If nothing else, I agree with my many rejection letters that this is all subjective. It just takes one agent to think there’s something to it. I haven’t found her yet, but I also haven’t queried every agent in existence… yet. Despite the fact that I have good, real life reasons for dragging my feet on the querying (beyond just not wanting to, I swear), it is also… just hard. Even at my best, it is just hard. It’s emotionally difficult to set yourself up for what you already know is going to be overwhelming failure, with an absolutely miniscule chance of success that may never come to fruition at all.

I feel sad when I receive a rejection letter. But also, that is truly just how it is. Whether I like it or not. Whether I think it’s fair or not. Whether I think my unpublished writing holds more value than writing that has been published. It does not matter. This journey has been a lesson in thick skin and long conversations with myself about money, careers, and the value (or lack thereof) of art.

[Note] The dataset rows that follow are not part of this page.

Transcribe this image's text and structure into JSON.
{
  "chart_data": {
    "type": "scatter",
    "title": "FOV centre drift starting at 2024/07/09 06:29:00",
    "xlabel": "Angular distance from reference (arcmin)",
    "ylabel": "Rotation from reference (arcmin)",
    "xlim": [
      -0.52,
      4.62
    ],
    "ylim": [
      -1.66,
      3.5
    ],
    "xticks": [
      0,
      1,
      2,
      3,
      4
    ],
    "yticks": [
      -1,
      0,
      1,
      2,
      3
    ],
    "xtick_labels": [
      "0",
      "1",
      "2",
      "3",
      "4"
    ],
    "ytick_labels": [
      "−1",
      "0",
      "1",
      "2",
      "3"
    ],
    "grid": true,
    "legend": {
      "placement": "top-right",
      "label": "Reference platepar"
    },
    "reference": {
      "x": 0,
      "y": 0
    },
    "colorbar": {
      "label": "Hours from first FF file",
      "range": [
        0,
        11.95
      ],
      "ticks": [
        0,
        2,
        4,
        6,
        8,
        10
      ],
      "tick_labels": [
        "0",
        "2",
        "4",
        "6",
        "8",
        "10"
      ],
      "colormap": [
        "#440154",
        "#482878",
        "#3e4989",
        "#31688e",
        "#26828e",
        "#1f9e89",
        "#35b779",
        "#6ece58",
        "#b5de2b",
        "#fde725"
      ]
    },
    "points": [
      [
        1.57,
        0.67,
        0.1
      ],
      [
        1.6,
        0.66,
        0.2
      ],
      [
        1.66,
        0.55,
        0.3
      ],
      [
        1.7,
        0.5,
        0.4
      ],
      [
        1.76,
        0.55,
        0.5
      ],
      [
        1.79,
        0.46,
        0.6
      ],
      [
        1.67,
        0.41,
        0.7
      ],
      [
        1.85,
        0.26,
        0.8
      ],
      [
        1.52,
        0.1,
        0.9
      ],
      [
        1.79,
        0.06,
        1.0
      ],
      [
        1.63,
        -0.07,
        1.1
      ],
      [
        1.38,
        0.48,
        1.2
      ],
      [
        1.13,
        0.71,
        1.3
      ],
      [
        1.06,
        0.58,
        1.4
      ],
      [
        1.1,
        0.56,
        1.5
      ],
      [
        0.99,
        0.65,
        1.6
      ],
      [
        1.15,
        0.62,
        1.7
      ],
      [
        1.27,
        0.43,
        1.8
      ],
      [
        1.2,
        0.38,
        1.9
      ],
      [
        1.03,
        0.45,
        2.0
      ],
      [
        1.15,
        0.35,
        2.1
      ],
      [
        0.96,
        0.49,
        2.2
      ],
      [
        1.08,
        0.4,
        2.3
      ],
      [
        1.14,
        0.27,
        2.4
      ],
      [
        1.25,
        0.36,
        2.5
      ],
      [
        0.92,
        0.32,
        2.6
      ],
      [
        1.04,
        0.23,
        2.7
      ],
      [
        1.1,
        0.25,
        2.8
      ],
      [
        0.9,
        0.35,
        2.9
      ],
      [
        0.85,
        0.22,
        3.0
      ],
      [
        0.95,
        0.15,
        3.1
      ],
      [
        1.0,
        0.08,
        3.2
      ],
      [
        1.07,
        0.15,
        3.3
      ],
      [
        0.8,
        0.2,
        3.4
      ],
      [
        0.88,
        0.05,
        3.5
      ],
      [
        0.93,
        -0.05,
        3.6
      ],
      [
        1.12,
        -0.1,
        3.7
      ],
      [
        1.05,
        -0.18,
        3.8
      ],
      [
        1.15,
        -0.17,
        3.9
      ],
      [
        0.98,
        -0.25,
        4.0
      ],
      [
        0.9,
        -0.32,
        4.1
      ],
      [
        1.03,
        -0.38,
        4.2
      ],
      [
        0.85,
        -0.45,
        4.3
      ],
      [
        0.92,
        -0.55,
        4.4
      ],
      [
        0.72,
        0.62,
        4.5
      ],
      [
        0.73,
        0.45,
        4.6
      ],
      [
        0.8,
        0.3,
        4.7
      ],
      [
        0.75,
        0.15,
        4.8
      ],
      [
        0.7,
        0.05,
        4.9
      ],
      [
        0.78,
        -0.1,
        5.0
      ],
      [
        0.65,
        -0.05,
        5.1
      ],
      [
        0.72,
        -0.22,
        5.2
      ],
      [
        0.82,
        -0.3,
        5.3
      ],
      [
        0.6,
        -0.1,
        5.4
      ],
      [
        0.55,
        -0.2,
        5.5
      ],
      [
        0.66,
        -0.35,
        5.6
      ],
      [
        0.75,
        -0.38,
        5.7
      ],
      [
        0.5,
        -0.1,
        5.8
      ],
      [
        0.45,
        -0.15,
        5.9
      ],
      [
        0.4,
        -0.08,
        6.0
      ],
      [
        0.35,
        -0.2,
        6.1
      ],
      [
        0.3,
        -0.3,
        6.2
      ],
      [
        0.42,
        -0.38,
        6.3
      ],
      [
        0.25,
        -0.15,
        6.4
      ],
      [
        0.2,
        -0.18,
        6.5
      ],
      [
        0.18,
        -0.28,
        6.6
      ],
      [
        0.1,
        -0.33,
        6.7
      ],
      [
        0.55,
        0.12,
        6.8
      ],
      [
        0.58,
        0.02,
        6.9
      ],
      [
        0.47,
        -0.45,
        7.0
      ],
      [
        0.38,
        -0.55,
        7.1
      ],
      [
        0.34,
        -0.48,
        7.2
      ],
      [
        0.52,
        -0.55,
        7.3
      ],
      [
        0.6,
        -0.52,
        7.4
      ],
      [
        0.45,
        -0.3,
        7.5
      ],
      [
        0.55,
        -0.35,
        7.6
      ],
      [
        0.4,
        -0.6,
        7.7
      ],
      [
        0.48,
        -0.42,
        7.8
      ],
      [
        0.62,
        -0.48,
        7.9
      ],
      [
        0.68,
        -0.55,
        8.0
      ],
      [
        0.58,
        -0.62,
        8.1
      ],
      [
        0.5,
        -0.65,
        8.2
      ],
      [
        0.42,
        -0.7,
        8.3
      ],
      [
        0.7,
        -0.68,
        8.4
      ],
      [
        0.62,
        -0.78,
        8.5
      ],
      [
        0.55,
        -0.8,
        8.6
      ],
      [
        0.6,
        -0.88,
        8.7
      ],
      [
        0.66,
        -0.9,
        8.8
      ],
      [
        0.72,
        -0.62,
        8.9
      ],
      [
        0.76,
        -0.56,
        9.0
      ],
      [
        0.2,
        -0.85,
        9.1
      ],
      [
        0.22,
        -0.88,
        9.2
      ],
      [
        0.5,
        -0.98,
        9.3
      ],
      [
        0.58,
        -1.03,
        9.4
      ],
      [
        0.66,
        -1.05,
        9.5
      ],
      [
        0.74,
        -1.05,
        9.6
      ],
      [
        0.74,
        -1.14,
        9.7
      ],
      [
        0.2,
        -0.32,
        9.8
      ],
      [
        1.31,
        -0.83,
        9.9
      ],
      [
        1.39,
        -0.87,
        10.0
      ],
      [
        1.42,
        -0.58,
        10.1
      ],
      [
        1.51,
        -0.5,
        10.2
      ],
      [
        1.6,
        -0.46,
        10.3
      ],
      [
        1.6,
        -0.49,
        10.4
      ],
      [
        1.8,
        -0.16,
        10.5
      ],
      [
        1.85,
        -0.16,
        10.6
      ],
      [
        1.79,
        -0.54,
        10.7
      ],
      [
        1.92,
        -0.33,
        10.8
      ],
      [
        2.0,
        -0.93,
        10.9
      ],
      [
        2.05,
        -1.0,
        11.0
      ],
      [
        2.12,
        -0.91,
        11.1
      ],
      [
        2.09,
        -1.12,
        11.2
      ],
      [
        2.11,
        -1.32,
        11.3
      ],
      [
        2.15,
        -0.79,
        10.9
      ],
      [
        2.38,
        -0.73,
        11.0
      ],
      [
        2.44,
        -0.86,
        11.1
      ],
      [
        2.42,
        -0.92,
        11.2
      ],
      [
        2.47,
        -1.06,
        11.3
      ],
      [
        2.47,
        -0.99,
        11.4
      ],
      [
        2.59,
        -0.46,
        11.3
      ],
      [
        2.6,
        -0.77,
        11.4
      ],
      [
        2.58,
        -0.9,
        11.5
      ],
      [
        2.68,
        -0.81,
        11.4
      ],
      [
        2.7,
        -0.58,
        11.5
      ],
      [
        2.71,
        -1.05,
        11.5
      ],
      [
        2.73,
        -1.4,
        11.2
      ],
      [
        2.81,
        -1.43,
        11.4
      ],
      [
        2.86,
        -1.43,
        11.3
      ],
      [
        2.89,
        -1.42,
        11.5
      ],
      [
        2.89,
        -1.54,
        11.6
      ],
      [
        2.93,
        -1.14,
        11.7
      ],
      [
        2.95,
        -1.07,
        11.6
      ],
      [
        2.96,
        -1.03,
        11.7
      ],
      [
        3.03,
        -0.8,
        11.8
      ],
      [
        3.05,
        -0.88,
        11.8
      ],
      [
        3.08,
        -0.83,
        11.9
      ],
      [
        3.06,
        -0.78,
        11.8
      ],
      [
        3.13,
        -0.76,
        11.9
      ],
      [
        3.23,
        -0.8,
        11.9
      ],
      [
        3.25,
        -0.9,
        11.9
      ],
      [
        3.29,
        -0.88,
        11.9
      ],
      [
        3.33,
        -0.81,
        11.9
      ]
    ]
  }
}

The best thing to come out of this process so far is that no matter the amount of rejections I receive, or lack of audience at all, even after posting a number of original works for free, I retain the belief that the stories I write are stories worth writing. I wouldn’t write them if they weren’t. I wouldn’t waste my time. No matter how sour my grapes or dollar-hungry I maybe unfairly cast literary agents as being, I’m proud of my un-published/self-published work. How could I not be? It’s not perfect. But it is interesting. And it is good. And I made something out of nothing. And I did it by myself. To both my benefit and my detriment, I write stories that are worth writing, not stories that are worth money.